My second article was going to be about another topic but it's currently saved as a draft for now and I will probably upload it on Friday at the latest so, I will be sure to share it with you. But, today is quite an emotional one for myself. I rarely talk about this but in honor of the ones no longer present, I will.
Today marks the 15th anniversary of my grandfather's passing away as well as the 2nd month of being without my beloved grandmother, both of whom I miss terribly and wish I could have one last hug from.
From an early age, I was always at my grandparents' house, playing with my favorite toys and hugging them continuously, even though at times, I could be quite the little diva, but they loved me regardless.
When my grandfather died, I was perhaps too young to understand the grieving process, attending the funeral is something I was unaware of, yet I knew this would be his final resting place, in the ground.
You could imagine how broken inside his widow must have been. After all, she witnessed him collapse from a fatal heart attack. Yet, she organized the funeral like it was her last task, even though it broke her heart to know that she'd be alone, without him. She never once complained in the 15 years she had left on this planet, not once. I guess that's why I saw her as a role model to me, she displayed this incredible strength, her composure in the hardest of days. To this day, I admire her selflessness, her compassion to every person that ever witnessed her caring nature, and the way she kept smiling through the pain as if it never existed.

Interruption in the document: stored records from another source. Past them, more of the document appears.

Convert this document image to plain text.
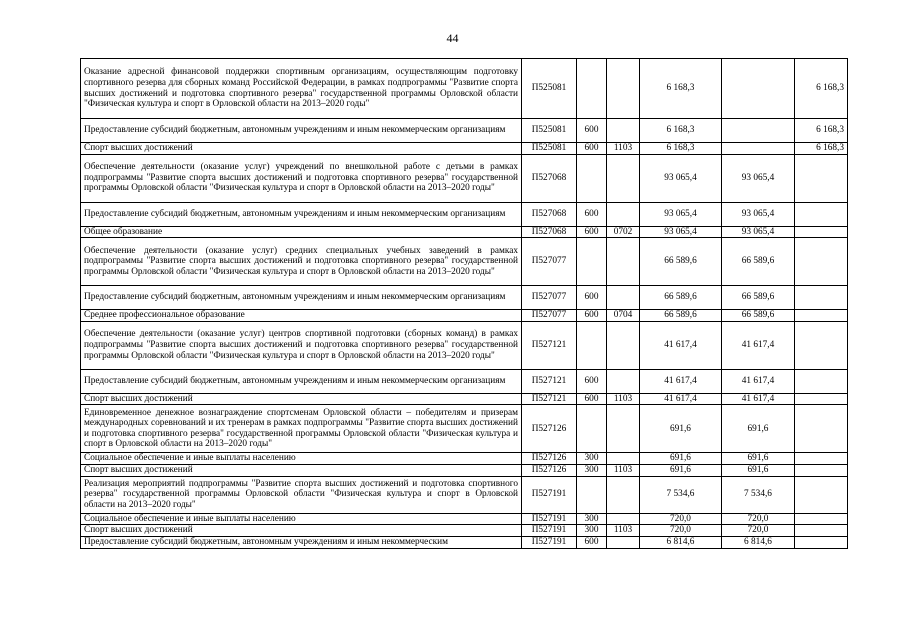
44
Оказание адресной финансовой поддержки спортивным организациям, осуществляющим подготовку спортивного резерва для сборных команд Российской Федерации, в рамках подпрограммы "Развитие спорта высших достижений и подготовка спортивного резерва" государственной программы Орловской области "Физическая культура и спорт в Орловской области на 2013–2020 годы"	П525081			6 168,3		6 168,3
Предоставление субсидий бюджетным, автономным учреждениям и иным некоммерческим организациям	П525081	600		6 168,3		6 168,3
Спорт высших достижений	П525081	600	1103	6 168,3		6 168,3
Обеспечение деятельности (оказание услуг) учреждений по внешкольной работе с детьми в рамках подпрограммы "Развитие спорта высших достижений и подготовка спортивного резерва" государственной программы Орловской области "Физическая культура и спорт в Орловской области на 2013–2020 годы"	П527068			93 065,4	93 065,4	
Предоставление субсидий бюджетным, автономным учреждениям и иным некоммерческим организациям	П527068	600		93 065,4	93 065,4	
Общее образование	П527068	600	0702	93 065,4	93 065,4	
Обеспечение деятельности (оказание услуг) средних специальных учебных заведений в рамках подпрограммы "Развитие спорта высших достижений и подготовка спортивного резерва" государственной программы Орловской области "Физическая культура и спорт в Орловской области на 2013–2020 годы"	П527077			66 589,6	66 589,6	
Предоставление субсидий бюджетным, автономным учреждениям и иным некоммерческим организациям	П527077	600		66 589,6	66 589,6	
Среднее профессиональное образование	П527077	600	0704	66 589,6	66 589,6	
Обеспечение деятельности (оказание услуг) центров спортивной подготовки (сборных команд) в рамках подпрограммы "Развитие спорта высших достижений и подготовка спортивного резерва" государственной программы Орловской области "Физическая культура и спорт в Орловской области на 2013–2020 годы"	П527121			41 617,4	41 617,4	
Предоставление субсидий бюджетным, автономным учреждениям и иным некоммерческим организациям	П527121	600		41 617,4	41 617,4	
Спорт высших достижений	П527121	600	1103	41 617,4	41 617,4	
Единовременное денежное вознаграждение спортсменам Орловской области – победителям и призерам международных соревнований и их тренерам в рамках подпрограммы "Развитие спорта высших достижений и подготовка спортивного резерва" государственной программы Орловской области "Физическая культура и спорт в Орловской области на 2013–2020 годы"	П527126			691,6	691,6	
Социальное обеспечение и иные выплаты населению	П527126	300		691,6	691,6	
Спорт высших достижений	П527126	300	1103	691,6	691,6	
Реализация мероприятий подпрограммы "Развитие спорта высших достижений и подготовка спортивного резерва" государственной программы Орловской области "Физическая культура и спорт в Орловской области на 2013–2020 годы"	П527191			7 534,6	7 534,6	
Социальное обеспечение и иные выплаты населению	П527191	300		720,0	720,0	
Спорт высших достижений	П527191	300	1103	720,0	720,0	
Предоставление субсидий бюджетным, автономным учреждениям и иным некоммерческим	П527191	600		6 814,6	6 814,6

She battled endless health problems later in life, all from diabetes to cancer, she was in remission many times before the cancer that took her life, spread to parts of her that made it terminal, unable to treat, she even refused medical treatment because she didn't want to ask for help, she always helped herself and the ones around her throughout life, so I can imagine how it would affect her, knowing she needed full-time care as time went on and everything got worse. In 2015, it had been ten years since I was able to see her, the dementia had progressed, and she couldn't even remember who I was, heartbroken was an understatement but I loved her, no matter what. Seeing her once in those ten years, I used to blame myself, but my family were struggling enough as it was, and we all know how expensive travel can be.
But, regardless, I was glad to have seen her once, even if it was the last time I'd ever witness the beautiful human being I had looked up to my whole life. She was slowly becoming my guardian angel. I was in pain, knowing she was hurting and I couldn't prevent it, or stop it. On the 18th of May of this year, I got a call from my mother who rushed to be by her own mother's side because she had received the news that my grandmother would be gone soon, and on the boat to France, she found out that it was too late, and that her mother passed away shortly before midnight, on the 19th, with a few people by her bedside.
When I got the call from my brother, I had just woken up, and hearing the news, I was unable to sleep for the rest of the night and I stayed up for 24 hours straight. Attending her funeral the next month, it was the most bittersweet day of my entire life, but it was a beautiful send-off for a beautiful angel. Oh, my heart.
RIP to my beloved grandparents, I'm glad you're together once again. I miss and love you so much.